We report the final accuracy and F1 scores on the test set for FMA Small and FMA Medium below:
GTZAN
| Model name/type | Acc. | F1 |
|---|---|---|
| LSTM - MFCC | 0.51 | 0.51 |
| WaveNet | 0.67 | 0.57 |
| CNN - MFCC | 0.68 | 0.67 |
| CNN - Spectrogram | 0.85 | 0.85 |
| Wav2vec-base | 0.79 | 0.78 |
| DistilHuBERT | 0.90 | 0.82 |
| XGBoost | 0.92 | 0.92 |
| Whisper Small | 0.92 | 0.92 |
FMA Small
| Model name/type | Acc. | F1 |
|---|---|---|
| DistilHuBERT | 0.58 | 0.64 |
| Whisper Small | 0.61 | 0.60 |
| Whisper Medium | 0.63 | 0.63 |
| XGBoost | 0.55 | 0.54 |
FMA Medium
| Model name/type | Acc. | F1 |
|---|---|---|
| Whisper Small | 0.67 | 0.48 |
| Whisper Medium | 0.68 | 0.50 |
| XGBoost | 0.72 | 0.35 |
Table: boldened values represent the overall best model for that dataset.
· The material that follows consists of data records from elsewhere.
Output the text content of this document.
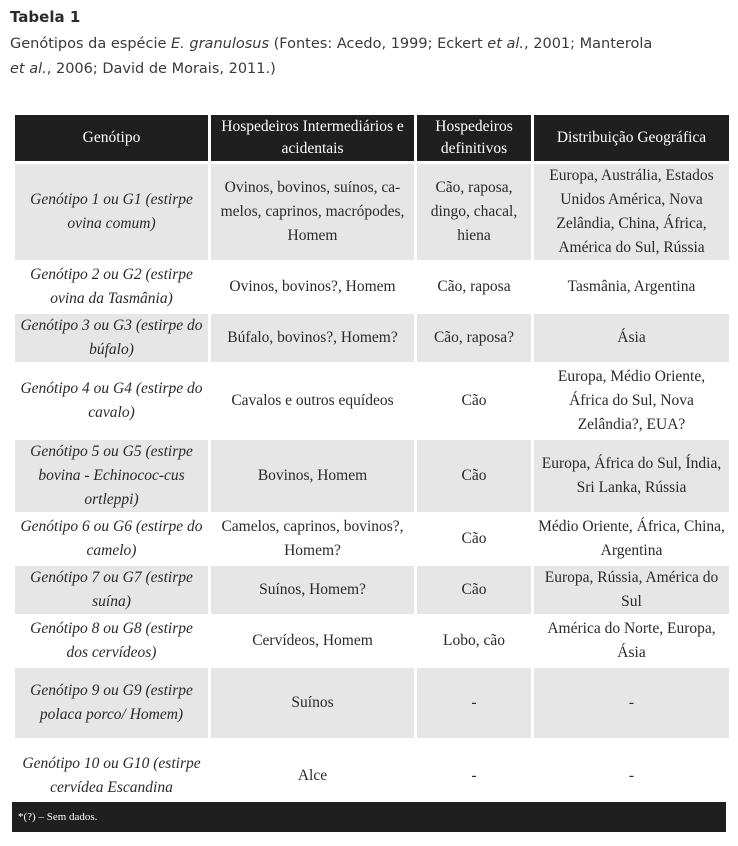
Tabela 1

Genótipos da espécie E. granulosus (Fontes: Acedo, 1999; Eckert et al., 2001; Manterola
et al., 2006; David de Morais, 2011.)

Genótipo	Hospedeiros Intermediários e acidentais	Hospedeiros definitivos	Distribuição Geográfica
Genótipo 1 ou G1 (estirpe ovina comum)	Ovinos, bovinos, suínos, ca-melos, caprinos, macrópodes, Homem	Cão, raposa, dingo, chacal, hiena	Europa, Austrália, Estados Unidos América, Nova Zelândia, China, África, América do Sul, Rússia
Genótipo 2 ou G2 (estirpe ovina da Tasmânia)	Ovinos, bovinos?, Homem	Cão, raposa	Tasmânia, Argentina
Genótipo 3 ou G3 (estirpe do búfalo)	Búfalo, bovinos?, Homem?	Cão, raposa?	Ásia
Genótipo 4 ou G4 (estirpe do cavalo)	Cavalos e outros equídeos	Cão	Europa, Médio Oriente, África do Sul, Nova Zelândia?, EUA?
Genótipo 5 ou G5 (estirpe bovina - Echinococ-cus ortleppi)	Bovinos, Homem	Cão	Europa, África do Sul, Índia, Sri Lanka, Rússia
Genótipo 6 ou G6 (estirpe do camelo)	Camelos, caprinos, bovinos?, Homem?	Cão	Médio Oriente, África, China, Argentina
Genótipo 7 ou G7 (estirpe suína)	Suínos, Homem?	Cão	Europa, Rússia, América do Sul
Genótipo 8 ou G8 (estirpe dos cervídeos)	Cervídeos, Homem	Lobo, cão	América do Norte, Europa, Ásia
Genótipo 9 ou G9 (estirpe polaca porco/ Homem)	Suínos	-	-
Genótipo 10 ou G10 (estirpe cervídea Escandina	Alce	-	-
*(?) – Sem dados.
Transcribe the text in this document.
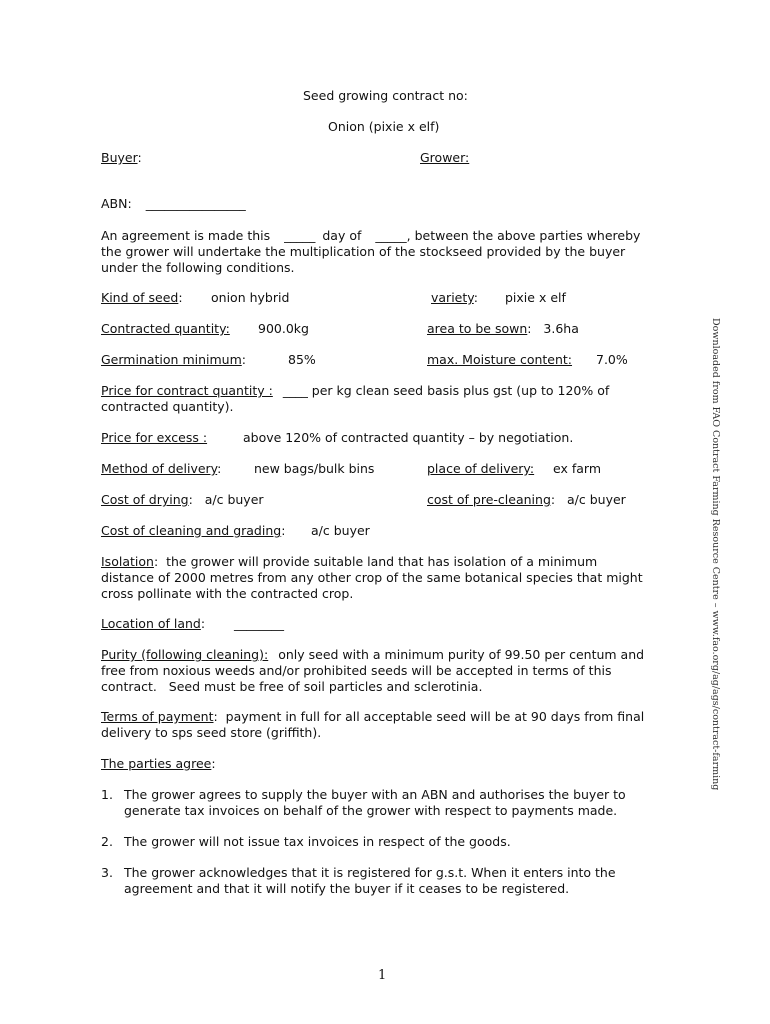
Seed growing contract no:
Onion (pixie x elf)
Buyer:	Grower:
ABN: ________________
An agreement is made this _____ day of _____, between the above parties whereby
the grower will undertake the multiplication of the stockseed provided by the buyer
under the following conditions.
Kind of seed: onion hybrid	variety: pixie x elf
Contracted quantity: 900.0kg	area to be sown:   3.6ha
Germination minimum:	85%	max. Moisture content: 7.0%
Price for contract quantity : ____ per kg clean seed basis plus gst (up to 120% of
contracted quantity).
Price for excess :	above 120% of contracted quantity – by negotiation.
Method of delivery:	new bags/bulk bins	place of delivery: ex farm
Cost of drying:   a/c buyer	cost of pre-cleaning:   a/c buyer
Cost of cleaning and grading: a/c buyer
Isolation:  the grower will provide suitable land that has isolation of a minimum
distance of 2000 metres from any other crop of the same botanical species that might
cross pollinate with the contracted crop.
Location of land: ________
Purity (following cleaning): only seed with a minimum purity of 99.50 per centum and
free from noxious weeds and/or prohibited seeds will be accepted in terms of this
contract.   Seed must be free of soil particles and sclerotinia.
Terms of payment:  payment in full for all acceptable seed will be at 90 days from final
delivery to sps seed store (griffith).
The parties agree:
1. The grower agrees to supply the buyer with an ABN and authorises the buyer to
generate tax invoices on behalf of the grower with respect to payments made.
2. The grower will not issue tax invoices in respect of the goods.
3. The grower acknowledges that it is registered for g.s.t. When it enters into the
agreement and that it will notify the buyer if it ceases to be registered.
Downloaded from FAO Contract Farming Resource Centre – www.fao.org/ag/ags/contract-farming
1
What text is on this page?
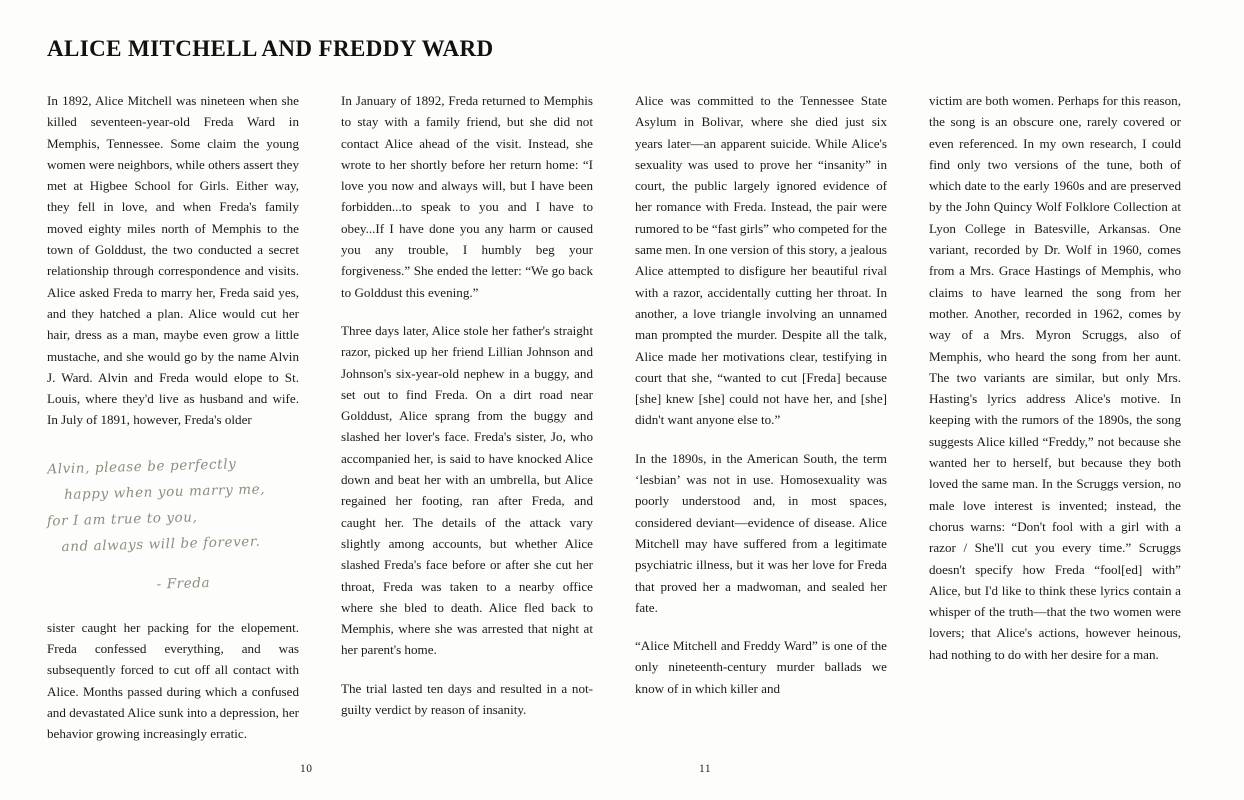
ALICE MITCHELL AND FREDDY WARD

In 1892, Alice Mitchell was nineteen when she killed seventeen-year-old Freda Ward in Memphis, Tennessee. Some claim the young women were neighbors, while others assert they met at Higbee School for Girls. Either way, they fell in love, and when Freda's family moved eighty miles north of Memphis to the town of Golddust, the two conducted a secret relationship through correspondence and visits. Alice asked Freda to marry her, Freda said yes, and they hatched a plan. Alice would cut her hair, dress as a man, maybe even grow a little mustache, and she would go by the name Alvin J. Ward. Alvin and Freda would elope to St. Louis, where they'd live as husband and wife. In July of 1891, however, Freda's older

Alvin, please be perfectly happy when you marry me, for I am true to you, and always will be forever.
- Freda

sister caught her packing for the elopement. Freda confessed everything, and was subsequently forced to cut off all contact with Alice. Months passed during which a confused and devastated Alice sunk into a depression, her behavior growing increasingly erratic.

In January of 1892, Freda returned to Memphis to stay with a family friend, but she did not contact Alice ahead of the visit. Instead, she wrote to her shortly before her return home: “I love you now and always will, but I have been forbidden...to speak to you and I have to obey...If I have done you any harm or caused you any trouble, I humbly beg your forgiveness.” She ended the letter: “We go back to Golddust this evening.”

Three days later, Alice stole her father's straight razor, picked up her friend Lillian Johnson and Johnson's six-year-old nephew in a buggy, and set out to find Freda. On a dirt road near Golddust, Alice sprang from the buggy and slashed her lover's face. Freda's sister, Jo, who accompanied her, is said to have knocked Alice down and beat her with an umbrella, but Alice regained her footing, ran after Freda, and caught her. The details of the attack vary slightly among accounts, but whether Alice slashed Freda's face before or after she cut her throat, Freda was taken to a nearby office where she bled to death. Alice fled back to Memphis, where she was arrested that night at her parent's home.

The trial lasted ten days and resulted in a not-guilty verdict by reason of insanity.

Alice was committed to the Tennessee State Asylum in Bolivar, where she died just six years later—an apparent suicide. While Alice's sexuality was used to prove her “insanity” in court, the public largely ignored evidence of her romance with Freda. Instead, the pair were rumored to be “fast girls” who competed for the same men. In one version of this story, a jealous Alice attempted to disfigure her beautiful rival with a razor, accidentally cutting her throat. In another, a love triangle involving an unnamed man prompted the murder. Despite all the talk, Alice made her motivations clear, testifying in court that she, “wanted to cut [Freda] because [she] knew [she] could not have her, and [she] didn't want anyone else to.”

In the 1890s, in the American South, the term ‘lesbian’ was not in use. Homosexuality was poorly understood and, in most spaces, considered deviant—evidence of disease. Alice Mitchell may have suffered from a legitimate psychiatric illness, but it was her love for Freda that proved her a madwoman, and sealed her fate.

“Alice Mitchell and Freddy Ward” is one of the only nineteenth-century murder ballads we know of in which killer and

victim are both women. Perhaps for this reason, the song is an obscure one, rarely covered or even referenced. In my own research, I could find only two versions of the tune, both of which date to the early 1960s and are preserved by the John Quincy Wolf Folklore Collection at Lyon College in Batesville, Arkansas. One variant, recorded by Dr. Wolf in 1960, comes from a Mrs. Grace Hastings of Memphis, who claims to have learned the song from her mother. Another, recorded in 1962, comes by way of a Mrs. Myron Scruggs, also of Memphis, who heard the song from her aunt. The two variants are similar, but only Mrs. Hasting's lyrics address Alice's motive. In keeping with the rumors of the 1890s, the song suggests Alice killed “Freddy,” not because she wanted her to herself, but because they both loved the same man. In the Scruggs version, no male love interest is invented; instead, the chorus warns: “Don't fool with a girl with a razor / She'll cut you every time.” Scruggs doesn't specify how Freda “fool[ed] with” Alice, but I'd like to think these lyrics contain a whisper of the truth—that the two women were lovers; that Alice's actions, however heinous, had nothing to do with her desire for a man.

10	11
On GTZAN, XGBoost and Whisper Small emerged as the top-performing algorithms, each achieving an accuracy and F1 score of 0.92. However, on the FMA-small and FMA-medium datasets, Whisper Medium stood out, delivering an accuracy and F1 score of 0.63, outperforming all other models. Although these transformer-based methods resulted in the highest accuracy and F1 scores, this came at the expese of extreme computational cost, taking up to 3 days per epoch on a GPU to run Whisper Medium on FMA Medium. Additionally, it was clear that all the models were drastically overfitting on the training data (and the sheer number of models we tested managed to overfit the validation data as well).
We further tested our algorithms in a practical scenario by addressing a contemporary debate: whether Beyoncé’s new album Cowboy Carter is actually a country album. Our answer is no - according to an ensemble of three models, only two tracks, “AMEN” and “SMOKE HOUR II” were classified as country. The majority of other songs were classified as pop and hip-hop.
Our project encountered significant challenges, primarily concerning dataset quality. Genre classification was particularly difficult due to the multi-genre nature of many songs, and the fact that many songs in the datasets (FMA, specifically) appeared to be mis-lableled. We recommend prioritizing the acquisition or curation of higher-quality multi-genre datasets to enhance model performance. Future iterations will explore data augmentation techniques for both image and audio inputs, as well as the development of ensemble models to leverage the strengths of individual models.
The repository is very simple:
- All the notebooks we used for visualizing and analyzing the data are in the EDA folder
- All the notebooks we used for training and evaluating models are in the models folder
- Finally, we created a HuggingFace Space where users can upload their audio tracks to classify genres. A copy of the app can be found in the space folder.
A few notebooks of note:
- Audiobots_Spectrogram_Creation.ipynb - This is a Jupyter Notebook demonstrating how to load the GTZAN data set. It then creates both mel-spectrograms and log-spectrograms of size 224*224 to be input to Convolutional Neural Networks like InceptionV3 or ResNet-34.
- Audiobots_Beyonce.ipynb - Extracts features for an album stored locally (like Cowboy Carter). Predicts the genre of each song from the middle 30s of each track using three models pretrained on GTZAN: Whisper Small, DistilHuBERT, and Fleur. Finally, it ouputs csv files containing the logits and probabilities of each genre for further analysis.